Up until a week ago, I hadn’t had the pleasure to work a lot with vSphere. Now with a test environment at the customer site I was able to freely play a bit with vSphere. One of the features I was curious on trying was Fault Tolerance (FT). I just created a random VM and enabled FT on it which all went fine.

After FT was enabled on the VM we wanted to see how we could upgrade the ESX hosts in that cluster as the documentation states that FT only works on hosts with the same build number.

In our test cluster we have 4 ESX hosts of which we updated 2 with the latest patches. We assumed that a manual migrate from the FT machine and the shadow VM to the 2 updated hosts, would be enough to clear our path for upgrading the other 2 ESX hosts.  This however didn’t work, during one of the steps in the migration wizard you will get a warning that the build numbers aren’t the same and the “next” button is grayed out.

So if we could not perform a migrate this way, would that mean we have to remove FT from a VM before we can migrate the VM? Looks like you have to, at least I did not find another way of doing so. However there are 2 options you can use when removing FT.

You can use either the option to “Turn off fault tolerance” or “Disable fault tolerance”. As I didn’t know the difference between the 2 options I went looking for it on the internet and stumbled onto this article

When you choose to turn off FT on a VM the secondary VM will get removed and with it all historical data as well, also the DRS state on the VM is turned back to the default from the cluster. With the disable option the secondary VM will enter a powered off state and will be saved to enable FT again.

As mentioned in the article disable is the option you should choose when you are planning to use FT again, which is the case after the upgrade of the other hosts is done.

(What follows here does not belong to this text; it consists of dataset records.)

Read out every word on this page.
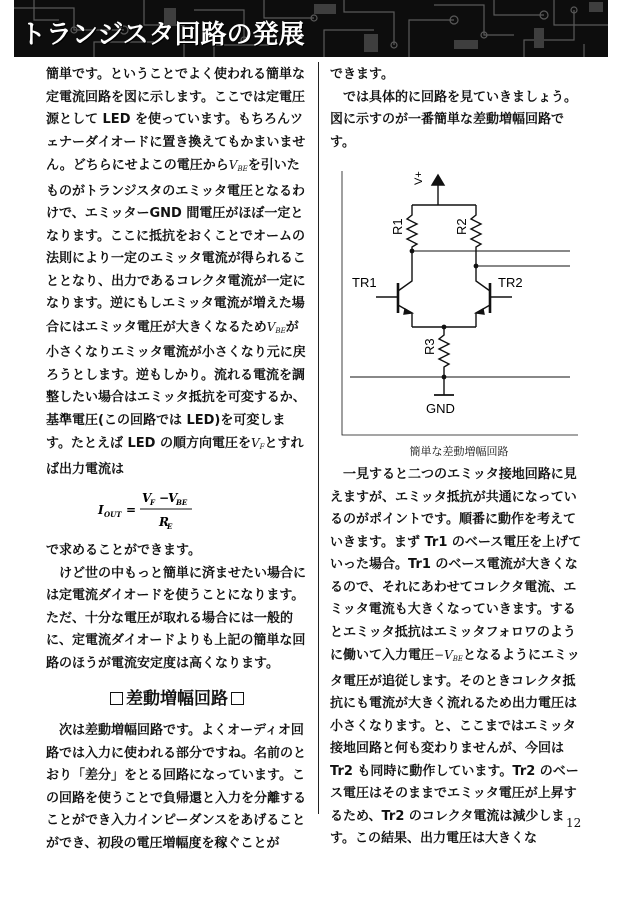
トランジスタ回路の発展

簡単です。ということでよく使われる簡単な定電流回路を図に示します。ここでは定電圧源として LED を使っています。もちろんツェナーダイオードに置き換えてもかまいません。どちらにせよこの電圧から$V_{BE}$を引いたものがトランジスタのエミッタ電圧となるわけで、エミッターGND 間電圧がほぼ一定となります。ここに抵抗をおくことでオームの法則により一定のエミッタ電流が得られることとなり、出力であるコレクタ電流が一定になります。逆にもしエミッタ電流が増えた場合にはエミッタ電圧が大きくなるため$V_{BE}$が小さくなりエミッタ電流が小さくなり元に戻ろうとします。逆もしかり。流れる電流を調整したい場合はエミッタ抵抗を可変するか、基準電圧(この回路では LED)を可変します。たとえば LED の順方向電圧を$V_F$とすれば出力電流は

I OUT =
V
F −
V
BE
R
E

で求めることができます。

けど世の中もっと簡単に済ませたい場合には定電流ダイオードを使うことになります。ただ、十分な電圧が取れる場合には一般的に、定電流ダイオードよりも上記の簡単な回路のほうが電流安定度は高くなります。

差動増幅回路

次は差動増幅回路です。よくオーディオ回路では入力に使われる部分ですね。名前のとおり「差分」をとる回路になっています。この回路を使うことで負帰還と入力を分離することができ入力インピーダンスをあげることができ、初段の電圧増幅度を稼ぐことが

できます。

では具体的に回路を見ていきましょう。図に示すのが一番簡単な差動増幅回路です。

V+
R1	R2
TR1	TR2
R3
GND
簡単な差動増幅回路

一見すると二つのエミッタ接地回路に見えますが、エミッタ抵抗が共通になっているのがポイントです。順番に動作を考えていきます。まず Tr1 のベース電圧を上げていった場合。Tr1 のベース電流が大きくなるので、それにあわせてコレクタ電流、エミッタ電流も大きくなっていきます。するとエミッタ抵抗はエミッタフォロワのように働いて入力電圧$-V_{BE}$となるようにエミッタ電圧が追従します。そのときコレクタ抵抗にも電流が大きく流れるため出力電圧は小さくなります。と、ここまではエミッタ接地回路と何も変わりませんが、今回は Tr2 も同時に動作しています。Tr2 のベース電圧はそのままでエミッタ電圧が上昇するため、Tr2 のコレクタ電流は減少します。この結果、出力電圧は大きくな

12
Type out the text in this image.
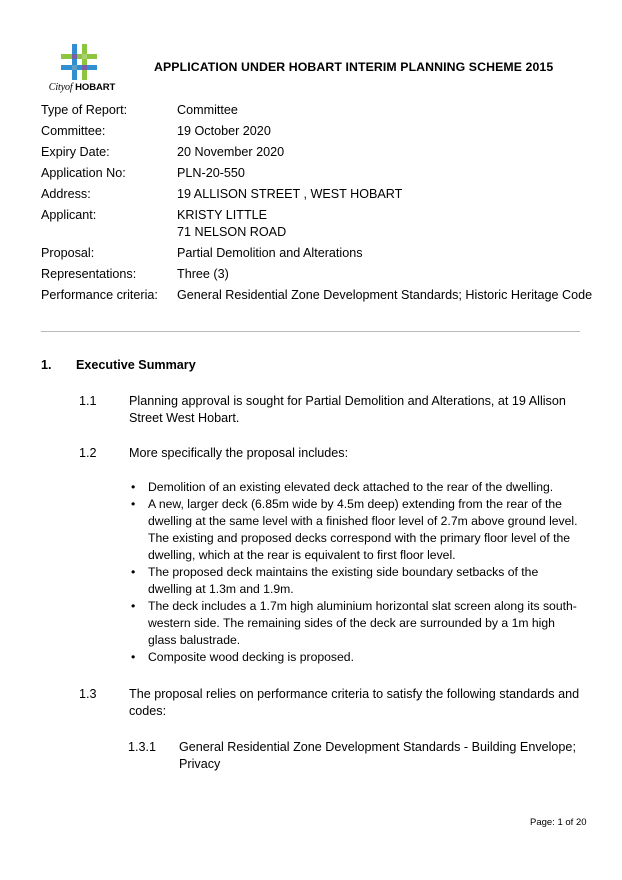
Cityof HOBART
APPLICATION UNDER HOBART INTERIM PLANNING SCHEME 2015
Type of Report:	Committee
Committee:	19 October 2020
Expiry Date:	20 November 2020
Application No:	PLN-20-550
Address:	19 ALLISON STREET , WEST HOBART
Applicant:	KRISTY LITTLE
71 NELSON ROAD
Proposal:	Partial Demolition and Alterations
Representations:	Three (3)
Performance criteria:	General Residential Zone Development Standards; Historic Heritage Code
1. Executive Summary
1.1	Planning approval is sought for Partial Demolition and Alterations, at 19 Allison Street West Hobart.
1.2	More specifically the proposal includes:
• Demolition of an existing elevated deck attached to the rear of the dwelling.
• A new, larger deck (6.85m wide by 4.5m deep) extending from the rear of the dwelling at the same level with a finished floor level of 2.7m above ground level. The existing and proposed decks correspond with the primary floor level of the dwelling, which at the rear is equivalent to first floor level.
• The proposed deck maintains the existing side boundary setbacks of the dwelling at 1.3m and 1.9m.
• The deck includes a 1.7m high aluminium horizontal slat screen along its south-western side. The remaining sides of the deck are surrounded by a 1m high glass balustrade.
• Composite wood decking is proposed.
1.3	The proposal relies on performance criteria to satisfy the following standards and codes:
1.3.1	General Residential Zone Development Standards - Building Envelope; Privacy
Page: 1 of 20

When you put FT in a disabled state you will get an alert for the VM warning you that the VM’s fault tolerance state is changed, this warning you can safely ignore. After the host upgrades where done I enabled FT again on the VM. Again there is an alert informing you the state of FT is changed, which should dissolve shortly after FT is fully enabled again.

Since this all was in a test cluster we could freely play around with the VM’s and the hosts. But as we are working on getting vSphere in the production environment, updating ESX hosts with FT VM’s (if we even decide to use FT) on them will have to get some extra attention in making the overall design.